If he doesn't get hit at 1.37, he can remove liquidity at a loss back on the bad -- he cannot hedge with options because the option spread is going to be too wide. He -can- hedge with a synthesized portfolio of other stocks [stat-arb technique]; however, note that the MM is betting that the opportunity to collect the spread is statistically more likely than not collecting the spread.
MMs can create an effective "guess" as to what his expected value for his trade. Let's use a simple model, where the spread collected is a fixed constant and the loss-cutting is also a fixed constant, instead of random variables themselves:
Let X have two outcomes:
A: collecting the spread, or
B: cutting losses.
Let alpha = profit from collecting spread
Let beta = loss from cutting losses
[Note, alpha and beta are just arbitrary constants here and do not have their usual meaning when referring to stocks]
E[X] = alpha * p( A ) + beta * p( B )
if( E[X] - transaction costs > 0 ), the MM is going to play this game all day long.

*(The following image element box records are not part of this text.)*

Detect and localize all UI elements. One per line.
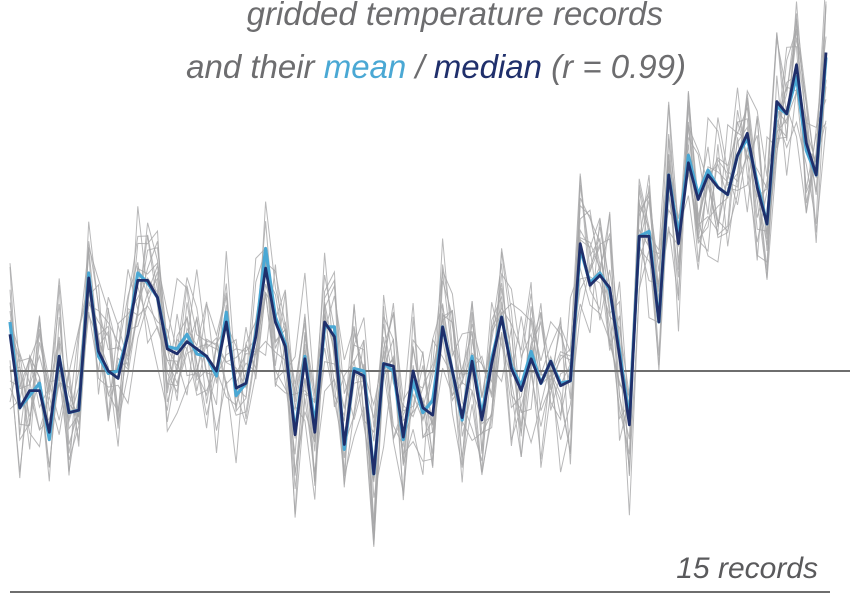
record-line — [9, 75, 827, 524]
title-median-word: median — [434, 48, 542, 85]
title-mean-word: mean — [324, 48, 407, 85]
median-series-line — [8, 52, 828, 476]
chart-title-line1: gridded temperature records — [247, 0, 663, 32]
record-line — [9, 36, 827, 530]
footer-records-count: 15 records — [676, 552, 818, 585]
record-line — [9, 33, 827, 482]
mean-series-line — [8, 57, 828, 476]
title-separator: / — [406, 48, 434, 85]
record-line — [9, 31, 827, 488]
record-line — [9, 28, 827, 481]
title-prefix: and their — [186, 48, 324, 85]
record-line — [9, 1, 827, 461]
record-line — [9, 18, 827, 540]
title-suffix: (r = 0.99) — [542, 48, 686, 85]
median-line-group — [8, 52, 828, 476]
chart-title-line2: and their mean / median (r = 0.99) — [186, 48, 686, 85]
mean-line-group — [8, 57, 828, 476]
record-line — [9, 0, 826, 538]
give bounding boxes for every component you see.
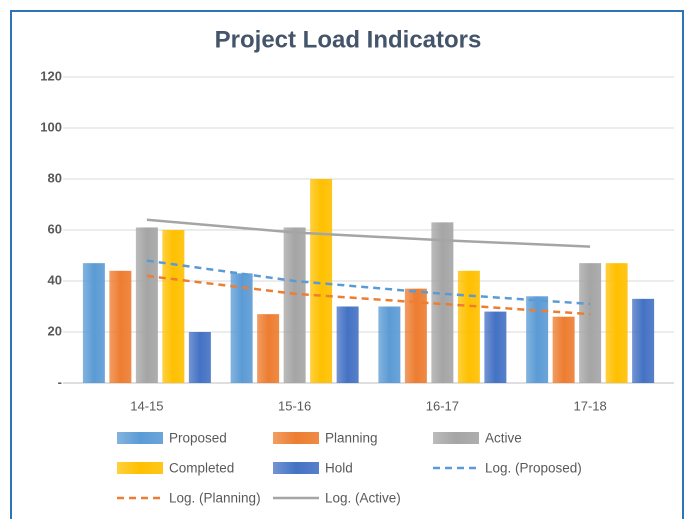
trendline	[146, 259, 591, 306]
chart-title: Project Load Indicators	[215, 26, 482, 53]
y-tick-label: 120	[40, 68, 62, 83]
x-tick-label: 17-18	[574, 398, 607, 413]
bar	[188, 332, 211, 383]
legend-label: Hold	[325, 461, 353, 476]
bar	[82, 263, 105, 383]
x-tick-label: 14-15	[130, 398, 163, 413]
y-tick-label: 20	[48, 323, 62, 338]
bar	[552, 316, 575, 383]
bar	[230, 273, 253, 383]
bar	[162, 230, 185, 383]
bar	[404, 288, 427, 383]
y-tick-label: 100	[40, 119, 62, 134]
legend-label: Log. (Active)	[325, 491, 401, 506]
x-tick-label: 15-16	[278, 398, 311, 413]
bar	[283, 227, 306, 383]
x-tick-label: 16-17	[426, 398, 459, 413]
bar	[526, 296, 549, 383]
bar	[135, 227, 158, 383]
bar	[109, 270, 132, 383]
legend-swatch	[117, 432, 163, 444]
legend-swatch	[433, 432, 479, 444]
bar	[378, 306, 401, 383]
bar	[310, 179, 333, 383]
trendline	[146, 274, 591, 316]
y-tick-label: 60	[48, 221, 62, 236]
legend-swatch	[273, 432, 319, 444]
legend-label: Proposed	[169, 431, 227, 446]
legend-swatch	[273, 462, 319, 474]
bar	[484, 311, 507, 383]
bar	[336, 306, 359, 383]
bar	[605, 263, 628, 383]
trendline	[146, 218, 591, 248]
bar	[457, 270, 480, 383]
legend-label: Completed	[169, 461, 234, 476]
legend-label: Log. (Proposed)	[485, 461, 582, 476]
y-tick-label: -	[58, 374, 62, 389]
legend-swatch	[117, 462, 163, 474]
y-tick-label: 40	[48, 272, 62, 287]
legend-label: Active	[485, 431, 522, 446]
y-tick-label: 80	[48, 170, 62, 185]
legend-label: Log. (Planning)	[169, 491, 261, 506]
legend-label: Planning	[325, 431, 378, 446]
bar	[632, 298, 655, 383]
bar	[431, 222, 454, 383]
bar	[579, 263, 602, 383]
bar	[257, 314, 280, 383]
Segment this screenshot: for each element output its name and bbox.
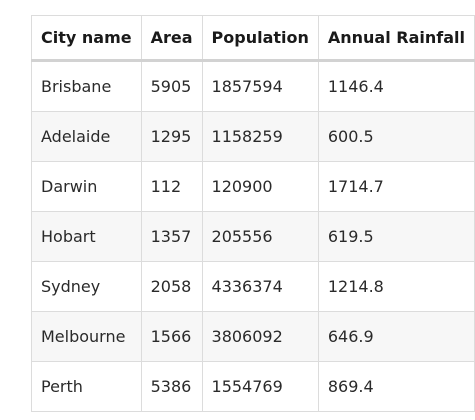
cell-annual-rainfall: 600.5 xyxy=(317,111,475,162)
header-annual-rainfall: Annual Rainfall xyxy=(317,15,475,62)
header-city-name: City name xyxy=(31,15,142,62)
table-row: Sydney 2058 4336374 1214.8 xyxy=(31,261,475,312)
cell-city-name: Perth xyxy=(31,361,142,412)
header-area: Area xyxy=(140,15,203,62)
table-row: Hobart 1357 205556 619.5 xyxy=(31,211,475,262)
cell-city-name: Brisbane xyxy=(31,60,142,112)
cell-annual-rainfall: 1146.4 xyxy=(317,60,475,112)
table-row: Darwin 112 120900 1714.7 xyxy=(31,161,475,212)
header-population: Population xyxy=(201,15,319,62)
cell-city-name: Darwin xyxy=(31,161,142,212)
cell-city-name: Hobart xyxy=(31,211,142,262)
table-header: City name Area Population Annual Rainfal… xyxy=(31,15,475,62)
cell-annual-rainfall: 646.9 xyxy=(317,311,475,362)
cell-population: 205556 xyxy=(201,211,319,262)
cell-annual-rainfall: 619.5 xyxy=(317,211,475,262)
cell-city-name: Sydney xyxy=(31,261,142,312)
header-row: City name Area Population Annual Rainfal… xyxy=(31,15,475,62)
city-data-table: City name Area Population Annual Rainfal… xyxy=(31,15,475,412)
cell-population: 1857594 xyxy=(201,60,319,112)
cell-annual-rainfall: 1214.8 xyxy=(317,261,475,312)
cell-population: 1158259 xyxy=(201,111,319,162)
table-row: Brisbane 5905 1857594 1146.4 xyxy=(31,60,475,112)
cell-area: 5386 xyxy=(140,361,203,412)
cell-annual-rainfall: 1714.7 xyxy=(317,161,475,212)
cell-area: 2058 xyxy=(140,261,203,312)
cell-area: 1295 xyxy=(140,111,203,162)
cell-population: 1554769 xyxy=(201,361,319,412)
table-row: Adelaide 1295 1158259 600.5 xyxy=(31,111,475,162)
cell-population: 120900 xyxy=(201,161,319,212)
table-body: Brisbane 5905 1857594 1146.4 Adelaide 12… xyxy=(31,60,475,412)
table-row: Perth 5386 1554769 869.4 xyxy=(31,361,475,412)
cell-area: 1357 xyxy=(140,211,203,262)
cell-area: 112 xyxy=(140,161,203,212)
cell-area: 5905 xyxy=(140,60,203,112)
cell-area: 1566 xyxy=(140,311,203,362)
cell-population: 4336374 xyxy=(201,261,319,312)
cell-city-name: Melbourne xyxy=(31,311,142,362)
table-row: Melbourne 1566 3806092 646.9 xyxy=(31,311,475,362)
cell-city-name: Adelaide xyxy=(31,111,142,162)
cell-population: 3806092 xyxy=(201,311,319,362)
cell-annual-rainfall: 869.4 xyxy=(317,361,475,412)
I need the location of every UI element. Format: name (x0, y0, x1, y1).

The real world doesn't have a fixed alpha or beta in that above expectation. The MM probably has proprietary algorithms to estimate those parameters so he can make profits in the markets that he wants to make profits on. I suggest you record the level-2 depth and level-2 quote for a day, homogenize the time-series, and go back and analyze the individual transactions -- then assign guesses to when MMs were involved. It's enlightening.